Les assignations, ce n’est donc pas seulement une question de socialisation à des normes, elles structurent aussi des rapports de pouvoir. Dans les entreprises, par exemple, il existe des mécanismes formels et informels par lesquels le collectif va rappeler sans cesse à un individu le genre auquel il est censé appartenir. Cela peut se manifester à travers les processus d’attribution des sujets, les responsabilités, les modalités de prises de parole lors de la conférence de rédaction, etc. Ainsi, on va présupposer que c’est là sa place et on va sans cesse lui faire comprendre qu’il doit se comporter et agir conformément aux normes du genre à l’œuvre dans la rédaction.  

 

Comment réduire les inégalités genrées au sein de l’environnement professionnel ?  

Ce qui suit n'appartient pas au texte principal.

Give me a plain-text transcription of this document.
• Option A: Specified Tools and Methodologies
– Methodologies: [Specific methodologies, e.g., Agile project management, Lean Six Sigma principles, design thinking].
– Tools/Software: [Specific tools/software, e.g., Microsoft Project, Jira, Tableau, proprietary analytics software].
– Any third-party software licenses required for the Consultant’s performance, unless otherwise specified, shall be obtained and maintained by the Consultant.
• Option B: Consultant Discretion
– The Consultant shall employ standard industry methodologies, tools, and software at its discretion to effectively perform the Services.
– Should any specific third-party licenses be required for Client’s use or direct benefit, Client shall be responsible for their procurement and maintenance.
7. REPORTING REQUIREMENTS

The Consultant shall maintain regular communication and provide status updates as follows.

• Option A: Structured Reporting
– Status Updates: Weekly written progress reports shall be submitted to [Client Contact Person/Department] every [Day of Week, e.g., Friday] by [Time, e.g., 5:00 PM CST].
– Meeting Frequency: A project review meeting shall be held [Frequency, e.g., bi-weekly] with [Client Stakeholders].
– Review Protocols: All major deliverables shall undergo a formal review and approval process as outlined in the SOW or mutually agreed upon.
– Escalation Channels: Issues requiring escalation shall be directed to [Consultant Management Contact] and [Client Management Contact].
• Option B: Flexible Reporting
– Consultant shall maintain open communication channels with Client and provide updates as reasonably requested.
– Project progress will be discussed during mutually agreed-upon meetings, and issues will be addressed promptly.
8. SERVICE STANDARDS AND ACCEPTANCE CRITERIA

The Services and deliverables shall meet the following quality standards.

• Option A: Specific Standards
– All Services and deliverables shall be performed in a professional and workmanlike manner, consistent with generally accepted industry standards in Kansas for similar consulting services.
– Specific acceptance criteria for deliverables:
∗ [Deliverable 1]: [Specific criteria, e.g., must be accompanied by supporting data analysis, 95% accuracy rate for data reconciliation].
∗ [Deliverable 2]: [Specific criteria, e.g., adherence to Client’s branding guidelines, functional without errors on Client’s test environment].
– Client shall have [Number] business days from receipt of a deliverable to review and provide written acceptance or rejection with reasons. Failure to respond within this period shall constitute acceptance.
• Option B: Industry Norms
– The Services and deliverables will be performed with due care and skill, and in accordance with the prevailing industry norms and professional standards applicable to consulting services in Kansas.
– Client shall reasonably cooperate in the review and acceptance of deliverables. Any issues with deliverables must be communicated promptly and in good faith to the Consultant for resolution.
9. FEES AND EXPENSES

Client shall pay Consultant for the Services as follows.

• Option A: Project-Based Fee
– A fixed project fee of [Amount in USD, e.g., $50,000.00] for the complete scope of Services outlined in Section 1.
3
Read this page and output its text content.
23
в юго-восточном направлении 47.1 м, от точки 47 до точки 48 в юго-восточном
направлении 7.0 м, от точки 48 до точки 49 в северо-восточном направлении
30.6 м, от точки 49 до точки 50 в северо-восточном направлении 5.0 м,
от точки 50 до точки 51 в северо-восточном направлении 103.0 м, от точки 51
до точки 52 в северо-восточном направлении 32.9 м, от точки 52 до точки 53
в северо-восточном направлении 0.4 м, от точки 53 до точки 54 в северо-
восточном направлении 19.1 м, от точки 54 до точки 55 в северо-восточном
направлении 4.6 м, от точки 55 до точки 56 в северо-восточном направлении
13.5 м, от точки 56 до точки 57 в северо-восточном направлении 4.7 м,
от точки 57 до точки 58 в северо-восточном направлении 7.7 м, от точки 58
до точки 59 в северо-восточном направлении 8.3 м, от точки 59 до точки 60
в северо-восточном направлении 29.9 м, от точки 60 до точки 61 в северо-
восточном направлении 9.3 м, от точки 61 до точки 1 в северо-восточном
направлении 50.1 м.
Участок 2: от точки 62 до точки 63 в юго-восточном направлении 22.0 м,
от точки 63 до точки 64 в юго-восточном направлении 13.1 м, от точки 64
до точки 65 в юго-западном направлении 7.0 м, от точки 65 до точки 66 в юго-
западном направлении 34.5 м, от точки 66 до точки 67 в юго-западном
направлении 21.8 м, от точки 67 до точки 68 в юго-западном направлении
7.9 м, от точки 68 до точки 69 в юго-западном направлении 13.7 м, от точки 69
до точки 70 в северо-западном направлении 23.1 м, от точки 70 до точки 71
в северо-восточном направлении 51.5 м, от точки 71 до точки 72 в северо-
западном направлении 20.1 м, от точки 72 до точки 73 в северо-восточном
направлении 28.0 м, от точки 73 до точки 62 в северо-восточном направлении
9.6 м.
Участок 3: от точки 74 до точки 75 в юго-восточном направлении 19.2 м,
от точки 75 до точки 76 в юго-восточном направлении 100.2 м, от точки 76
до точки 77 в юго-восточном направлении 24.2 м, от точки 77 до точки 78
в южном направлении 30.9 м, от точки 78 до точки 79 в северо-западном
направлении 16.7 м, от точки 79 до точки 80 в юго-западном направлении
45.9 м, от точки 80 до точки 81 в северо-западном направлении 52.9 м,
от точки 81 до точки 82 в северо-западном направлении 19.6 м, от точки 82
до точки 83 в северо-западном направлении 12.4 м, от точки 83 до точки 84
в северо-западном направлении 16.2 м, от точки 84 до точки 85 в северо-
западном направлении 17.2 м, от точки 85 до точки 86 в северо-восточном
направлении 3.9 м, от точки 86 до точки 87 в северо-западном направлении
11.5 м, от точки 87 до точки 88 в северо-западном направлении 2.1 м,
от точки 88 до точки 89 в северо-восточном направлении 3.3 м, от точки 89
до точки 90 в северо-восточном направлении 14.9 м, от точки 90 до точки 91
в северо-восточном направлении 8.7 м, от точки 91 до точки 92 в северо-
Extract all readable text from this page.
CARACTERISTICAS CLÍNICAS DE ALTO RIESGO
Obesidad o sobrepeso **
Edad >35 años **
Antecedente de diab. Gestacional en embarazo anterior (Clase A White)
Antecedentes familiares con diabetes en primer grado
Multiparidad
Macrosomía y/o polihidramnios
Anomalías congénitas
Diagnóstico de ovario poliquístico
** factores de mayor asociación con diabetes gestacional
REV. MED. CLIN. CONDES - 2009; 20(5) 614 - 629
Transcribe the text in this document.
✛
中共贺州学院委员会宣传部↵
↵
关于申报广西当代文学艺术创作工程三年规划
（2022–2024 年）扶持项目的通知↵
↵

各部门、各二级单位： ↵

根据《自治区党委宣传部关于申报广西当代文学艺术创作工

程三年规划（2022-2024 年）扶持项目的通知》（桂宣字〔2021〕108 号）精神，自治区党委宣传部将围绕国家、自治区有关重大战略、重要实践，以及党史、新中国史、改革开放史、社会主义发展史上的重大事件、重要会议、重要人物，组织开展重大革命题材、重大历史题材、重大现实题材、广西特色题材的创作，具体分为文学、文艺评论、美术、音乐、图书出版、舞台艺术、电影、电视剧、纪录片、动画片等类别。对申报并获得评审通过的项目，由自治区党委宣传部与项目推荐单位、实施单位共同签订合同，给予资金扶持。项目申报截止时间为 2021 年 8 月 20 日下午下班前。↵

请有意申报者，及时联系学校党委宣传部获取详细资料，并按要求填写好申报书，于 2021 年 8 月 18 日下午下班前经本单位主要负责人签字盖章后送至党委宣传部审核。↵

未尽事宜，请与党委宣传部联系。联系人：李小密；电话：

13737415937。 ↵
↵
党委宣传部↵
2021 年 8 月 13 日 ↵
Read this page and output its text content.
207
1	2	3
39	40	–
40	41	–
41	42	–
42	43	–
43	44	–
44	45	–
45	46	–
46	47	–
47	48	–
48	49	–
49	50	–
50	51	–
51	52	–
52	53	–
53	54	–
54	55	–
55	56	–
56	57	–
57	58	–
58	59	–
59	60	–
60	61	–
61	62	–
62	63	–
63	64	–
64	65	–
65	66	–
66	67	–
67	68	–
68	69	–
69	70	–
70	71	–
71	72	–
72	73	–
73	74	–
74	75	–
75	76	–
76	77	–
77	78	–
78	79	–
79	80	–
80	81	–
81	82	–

On ne peut pas changer durablement et de manière pérenne les assignations, les inégalités et les discriminations genrées sans repenser l’organisation du travail. Et on ne peut pas faire peser l’entière responsabilité des discriminations et inégalités genrées sur les professionnel.le.s de base. On ne peut pas à la fois dire aux journalistes : « ça ne tient qu’à vous de faire que votre traitement de l’actualité, vos relations avec vos collègues et vos sources d’information soient moins inégalitaires et discriminants en termes de genre », tout en maintenant une culture de la concurrence de tous contre tous dans les rédactions, de la recherche du scoop pour se démarquer de la concurrence mais aussi de ses collègues. Cette culture de l’hyperconcurrence va à l’encontre du travail collaboratif et de la prise en compte d’autrui avec ses altérités. L’entreprise doit se questionner sur son cadre d’organisation du travail, ses objectifs, la place des journalistes, l’information que l’on veut produire, tout cela pour que cela soit le moins discriminant. 

Il y a des organisations du travail qui vont être plus ou moins favorables à l’égalité genrée. Nous avons mené une étude sur les journalistes politiques avec Eugénie Saitta (Damian-Gaillard, Béatrice ; Saitta, Eugénie, Les transformations du journalisme politique : reproduction et subversion des rapports de genre, Recherches féministes, n°33, août 2020, pp. 233-250) au cours de laquelle certaines journalistes nous indiquent qu’elles peuvent d’autant plus s’organiser contre le sexisme dans les relations aux sources qu’elles sont dans des rédactions informées sur et sensibilisées à cette question, dans lesquelles elles vont bénéficier de soutien de la part de leur encadrement et de leurs collègues ; d’autres sont contraintes de les taire.